Die Zungen können dabei an der dem Abschlussteil abgewandten Seite des Halteteils
sich ankerförmig teilend ausgebildet sein, wobei sich die Rastelemente auf den Außenseiten
der beiden Ankerenden befinden. In anderer Ausführung können die Zungen an der dem
Abschlussteil abgewandten Seite des Halteteils sich gabelförmig teilend ausgebildet
sein, wobei sich die Rastelemente auf den Außenseiten der beiden Gabelenden befinden.
Schließlich können an dem Halteteil den Stabbreitseiten zugewandte Stege ausgebildet
sein, die zwischen sich eine Nut bilden und an deren Außenfläche, insbesondere auslaufend
in Fortsätzen, die Rastelemente angeordnet sind.

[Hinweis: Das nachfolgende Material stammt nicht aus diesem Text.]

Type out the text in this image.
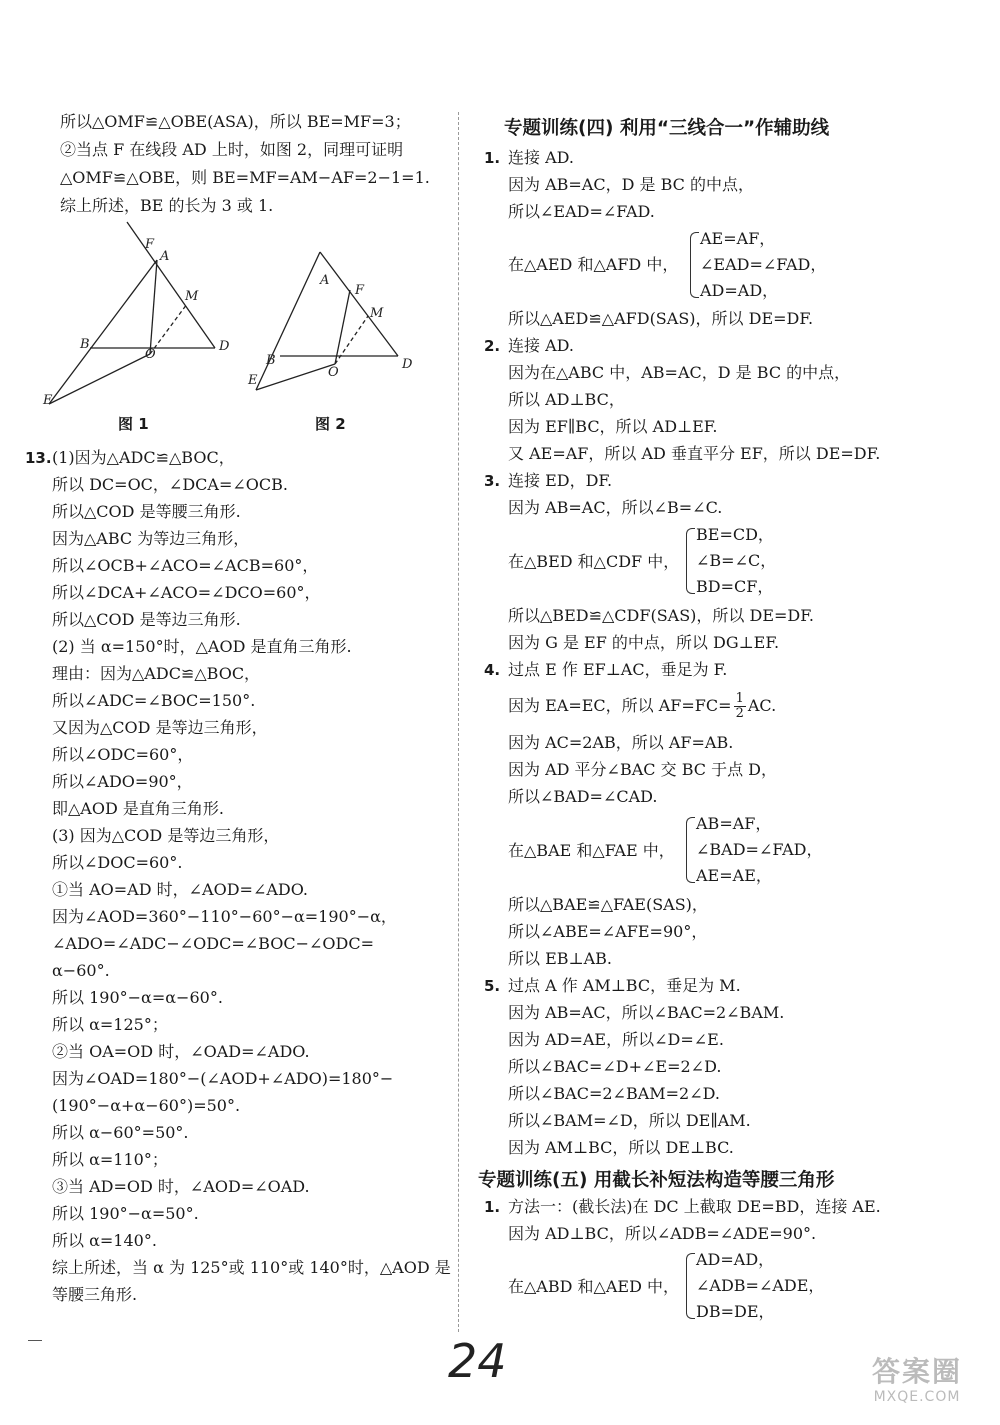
所以△OMF≌△OBE(ASA)，所以 BE=MF=3；
②当点 F 在线段 AD 上时，如图 2，同理可证明
△OMF≌△OBE，则 BE=MF=AM−AF=2−1=1.
综上所述，BE 的长为 3 或 1.
F
A
M
B
O
D
E
图 1
A
F
M
B
O
D
E
图 2
13. (1)因为△ADC≌△BOC，
所以 DC=OC，∠DCA=∠OCB.
所以△COD 是等腰三角形.
因为△ABC 为等边三角形，
所以∠OCB+∠ACO=∠ACB=60°，
所以∠DCA+∠ACO=∠DCO=60°，
所以△COD 是等边三角形.
(2) 当 α=150°时，△AOD 是直角三角形.
理由：因为△ADC≌△BOC，
所以∠ADC=∠BOC=150°.
又因为△COD 是等边三角形，
所以∠ODC=60°，
所以∠ADO=90°，
即△AOD 是直角三角形.
(3) 因为△COD 是等边三角形，
所以∠DOC=60°.
①当 AO=AD 时，∠AOD=∠ADO.
因为∠AOD=360°−110°−60°−α=190°−α，
∠ADO=∠ADC−∠ODC=∠BOC−∠ODC=
α−60°.
所以 190°−α=α−60°.
所以 α=125°；
②当 OA=OD 时，∠OAD=∠ADO.
因为∠OAD=180°−(∠AOD+∠ADO)=180°−
(190°−α+α−60°)=50°.
所以 α−60°=50°.
所以 α=110°；
③当 AD=OD 时，∠AOD=∠OAD.
所以 190°−α=50°.
所以 α=140°.
综上所述，当 α 为 125°或 110°或 140°时，△AOD 是
等腰三角形.
专题训练(四) 利用“三线合一”作辅助线
1. 连接 AD.
因为 AB=AC，D 是 BC 的中点，
所以∠EAD=∠FAD.
在△AED 和△AFD 中，
AE=AF，
∠EAD=∠FAD，
AD=AD，
所以△AED≌△AFD(SAS)，所以 DE=DF.
2. 连接 AD.
因为在△ABC 中，AB=AC，D 是 BC 的中点，
所以 AD⊥BC，
因为 EF∥BC，所以 AD⊥EF.
又 AE=AF，所以 AD 垂直平分 EF，所以 DE=DF.
3. 连接 ED，DF.
因为 AB=AC，所以∠B=∠C.
在△BED 和△CDF 中，
BE=CD，
∠B=∠C，
BD=CF，
所以△BED≌△CDF(SAS)，所以 DE=DF.
因为 G 是 EF 的中点，所以 DG⊥EF.
4. 过点 E 作 EF⊥AC，垂足为 F.
因为 EA=EC，所以 $AF=FC= \frac{1}{2}$ AC.
因为 AC=2AB，所以 AF=AB.
因为 AD 平分∠BAC 交 BC 于点 D，
所以∠BAD=∠CAD.
在△BAE 和△FAE 中，
AB=AF，
∠BAD=∠FAD，
AE=AE，
所以△BAE≌△FAE(SAS)，
所以∠ABE=∠AFE=90°，
所以 EB⊥AB.
5. 过点 A 作 AM⊥BC，垂足为 M.
因为 AB=AC，所以∠BAC=2∠BAM.
因为 AD=AE，所以∠D=∠E.
所以∠BAC=∠D+∠E=2∠D.
所以∠BAC=2∠BAM=2∠D.
所以∠BAM=∠D，所以 DE∥AM.
因为 AM⊥BC，所以 DE⊥BC.
专题训练(五) 用截长补短法构造等腰三角形
1. 方法一：(截长法)在 DC 上截取 DE=BD，连接 AE.
因为 AD⊥BC，所以∠ADB=∠ADE=90°.
在△ABD 和△AED 中，
AD=AD，
∠ADB=∠ADE，
DB=DE，
24	答案圈
MXQE.COM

[0015] Der Halteteil, der Abschlussteil und der Verbindungsteil bei der grundsätzlichen
ersten Ausführung können einen zusammenhängenden, einstückig gefertigten Körper bilden,
der zumindest im Bereich der Zungen bzw. der Fortsätze und des Verbindungsteils aus
einem entsprechend federelastischen Werkstoff besteht. Auf jeder der beiden Seiten
des Halteteils können mehrere, vorzugsweise fünf, Zungen bzw. Rastelemente ausgebildet
sein. Die Rastelemente können im Querschnitt kreisförmig oder oval ausgebildet sein.
Weiterhin können die Rastelemente auf ihrer dem Abschlussteil abgewandten Seite eine
Abschrägung aufweisen, und schließlich können die Rastelemente an ihrer dem Abschlussteil
zugewandten Seite in besonders bevorzugter Ausführung hinterschnitten ausgebildet
sein.
[0016] Weitere Merkmale und Ausführungen der Erfindung ergeben sich aus den beigefügten
Unteransprüchen, die in weiten Teilen um Merkmale ergänzbar sind, die sich aus dem
vorgenannten bekannten Dokument entnehmen lassen.
[0017] Die Erfindung wie in den Ansprüchen beschrieben wird anhand der in den Figuren wiedergegebenen
Ausführungsbeispiele wie nachfolgend näher erläutert. Es zeigen:
Figuren 1 und 2 bekannte Ausführungen von Endstücken und Hohlstäben der in Rede stehenden
Art;
Figuren 3 bis 8 in verschiedenen Ansichten ein erstes Ausführungsbeispiel des erfindungsgemäßen
Endstückes;
Figur 9 einen Schnitt nach der Linie E - E in Figur 3;
Figuren 10 bis 15 in verschiedenen Ansichten ein weiteres Ausführungsbeispiel des
erfindungsgemäßen Endstückes; und
Figuren 16 bis 23 in verschiedenen Ansichten ein letztes Ausführungsbeispiel des erfindungsgemäßen
Endstückes.
[0018] Die Figuren 1 und 2 sind dem vorerwähnten bekannten Dokument entnommen und veranschaulichen
auch für die vorliegende Erfindung Hohlprofil-Stäbe, die mit Endstücken stirnseitig
abzuschließen sind.
Die Figuren 3 bis 9 zeigen in verschiedenen Ansichten ein erstes Ausführungsbeispiel
eines erfindungsgemäß ausgestalteten Endstückes. Fig. 3 zeigt dabei die Draufsicht
auf die dem Stab zugewandte Seite des Endstückes, Fig. 4 zeigt dessen Seitenansicht
und Fig. 5 zeigt eine Draufsicht von außerhalb des Stabes bei eingesetztem Endstück
gesehen; Fig. 6 zeigt eine Stirnseitenansicht, Fig. 7 zeigt einen Schnitt nach der
Linie B - B aus Fig. 4 und Fig. 8 zeigt eine perspektivische Darstellung dieses Ausführungsbeispieles.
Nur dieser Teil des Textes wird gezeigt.